阻止住那老头继续说下去,“爷爷,夜袭来找您之前,肯定已经说了很多事情,那么你们也当知道烟儿如今已经是我的人,那她以后就是裴家的人,是你们的孙媳妇,这一点不会有什么改变。”
“我知道爷爷您的顾虑,您是为裴家好,为了羽钦好,只是羽钦心意已决,也真心恋慕江氏暮烟,若是千万美丽的女子,我都能随意挑上的话,这许多年我也不会独身一人了。”
“所以爷爷您怨怪羽钦不孝顺也好,执迷不悟也罢,烟儿我是已经决定非娶不可了。
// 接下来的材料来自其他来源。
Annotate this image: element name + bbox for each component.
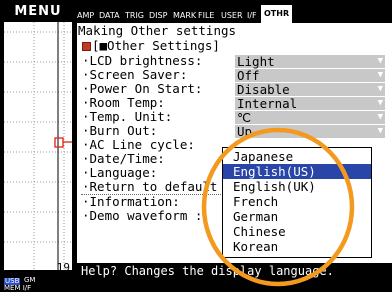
- tab-trig[interactable]: TRIG: [125, 8, 144, 23]
- dropdown-arrow-icon: ▼: [377, 70, 383, 80]
- tab-disp[interactable]: DISP: [149, 8, 167, 23]
- language-option-french[interactable]: French: [223, 194, 371, 209]
- setting-temp-unit-select[interactable]: ℃ ▼: [235, 111, 385, 124]
- waveform-grid: [4, 22, 72, 270]
- tab-bar: AMP DATA TRIG DISP MARK FILE USER I/F OT…: [77, 5, 392, 23]
- page-heading: Making Other settings: [78, 23, 237, 38]
- setting-power-on-start-label: ·Power On Start:: [82, 81, 203, 96]
- tab-mark[interactable]: MARK: [173, 8, 196, 23]
- dropdown-arrow-icon: ▼: [377, 112, 383, 122]
- setting-language-label[interactable]: ·Language:: [82, 166, 157, 180]
- setting-room-temp-label: ·Room Temp:: [82, 95, 165, 110]
- setting-screen-saver-label: ·Screen Saver:: [82, 67, 188, 82]
- setting-temp-unit-label: ·Temp. Unit:: [82, 109, 173, 124]
- language-option-english-us[interactable]: English(US): [223, 164, 371, 179]
- section-title: [■Other Settings]: [82, 39, 220, 53]
- language-option-chinese[interactable]: Chinese: [223, 224, 371, 239]
- dropdown-arrow-icon: ▼: [377, 126, 383, 136]
- setting-demo-waveform-label[interactable]: ·Demo waveform :: [82, 209, 202, 223]
- trace-marker: [54, 137, 64, 148]
- setting-screen-saver-select[interactable]: Off ▼: [235, 69, 385, 82]
- tab-user[interactable]: USER: [221, 8, 243, 23]
- setting-burn-out-select[interactable]: Up ▼: [235, 125, 385, 138]
- tab-data[interactable]: DATA: [99, 8, 120, 23]
- setting-lcd-brightness-select[interactable]: Light ▼: [235, 55, 385, 68]
- language-option-korean[interactable]: Korean: [223, 239, 371, 254]
- tab-file[interactable]: FILE: [198, 8, 214, 23]
- setting-lcd-brightness-label: ·LCD brightness:: [82, 53, 203, 68]
- left-panel: MENU 19 USB GM MEM I/F: [0, 0, 75, 292]
- dropdown-arrow-icon: ▼: [377, 98, 383, 108]
- language-option-japanese[interactable]: Japanese: [223, 149, 371, 164]
- language-option-english-uk[interactable]: English(UK): [223, 179, 371, 194]
- status-bar: USB GM MEM I/F: [2, 276, 74, 292]
- waveform-chart-area: [4, 22, 72, 270]
- language-dropdown[interactable]: Japanese English(US) English(UK) French …: [222, 147, 372, 258]
- tab-amp[interactable]: AMP: [77, 8, 94, 23]
- setting-ac-line-cycle-label[interactable]: ·AC Line cycle:: [82, 138, 195, 152]
- help-bar: Help? Changes the display language.: [77, 263, 392, 292]
- dropdown-arrow-icon: ▼: [377, 84, 383, 94]
- setting-room-temp-select[interactable]: Internal ▼: [235, 97, 385, 110]
- setting-date-time-label[interactable]: ·Date/Time:: [82, 152, 165, 166]
- gm-badge: GM: [24, 276, 36, 284]
- mem-if-badge: MEM I/F: [4, 284, 32, 292]
- setting-burn-out-label: ·Burn Out:: [82, 123, 158, 138]
- setting-information-label[interactable]: ·Information:: [82, 195, 180, 209]
- dropdown-arrow-icon: ▼: [377, 56, 383, 66]
- language-option-german[interactable]: German: [223, 209, 371, 224]
- tab-if[interactable]: I/F: [247, 8, 257, 23]
- setting-power-on-start-select[interactable]: Disable ▼: [235, 83, 385, 96]
- settings-folder-icon: [82, 42, 91, 51]
- tab-othr[interactable]: OTHR: [261, 5, 293, 23]
- menu-label[interactable]: MENU: [4, 3, 72, 21]
- count-value: 19: [56, 261, 70, 274]
- setting-return-to-default-label[interactable]: ·Return to default: [82, 180, 217, 194]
”
“羽钦你——”
这个老头见他苦口婆心的说了半晌,结果裴羽钦还是一口咬定了他非娶江暮烟不可,顿时就一口气有些提不上来,当场就更加剧烈的咳嗽了起来,然后便连血都咳出来了。
这一来,众人都大惊了起来。
裴夜袭也连忙从地上爬了起来,其他人也都围了上来,“老太爷,老太爷——您没事吧!”
而另一个老头看到与他一起的兄弟,连血都咳出来了,更是对裴羽钦火冒三丈,“裴羽钦——你当真是昏了头是了是?你非要把我们两人都气死了,你才甘心吗?”
“江暮烟这样不-守-妇-道、寡-廉-鲜-耻-贪慕虚荣的女人有什么好?不过就是长了一张狐媚子的脸,就弄的你们父子反目成仇,甚至你还要为了这么一个女人,娶进门,驱逐夜袭?”
“羽钦,那老头子我今天就把话都给你明说了,要想去江暮烟进门,可以,除非你踩着我们两个老不死的尸体过去!”
“否则的话,只要我们活一天,就不容许你要娶江暮烟进门,你若执意要办,行,你娶她进门之日,就我们两个老不死的上吊之时!”
老头这话一出,外面的下人们心中固然暗自幸灾乐祸,祠堂里面的裴家个人又何尝不是暗喜在心?
唯独觉得心口不舒服的人就只有江暮烟和裴羽钦他们了。
因为谁也没想到老头会说出这样用自己的性命相威逼的事情来。
而且看这两个老头倔犟的样子,显然不是在嘴上无端端的说说的,而是真的会这么做的。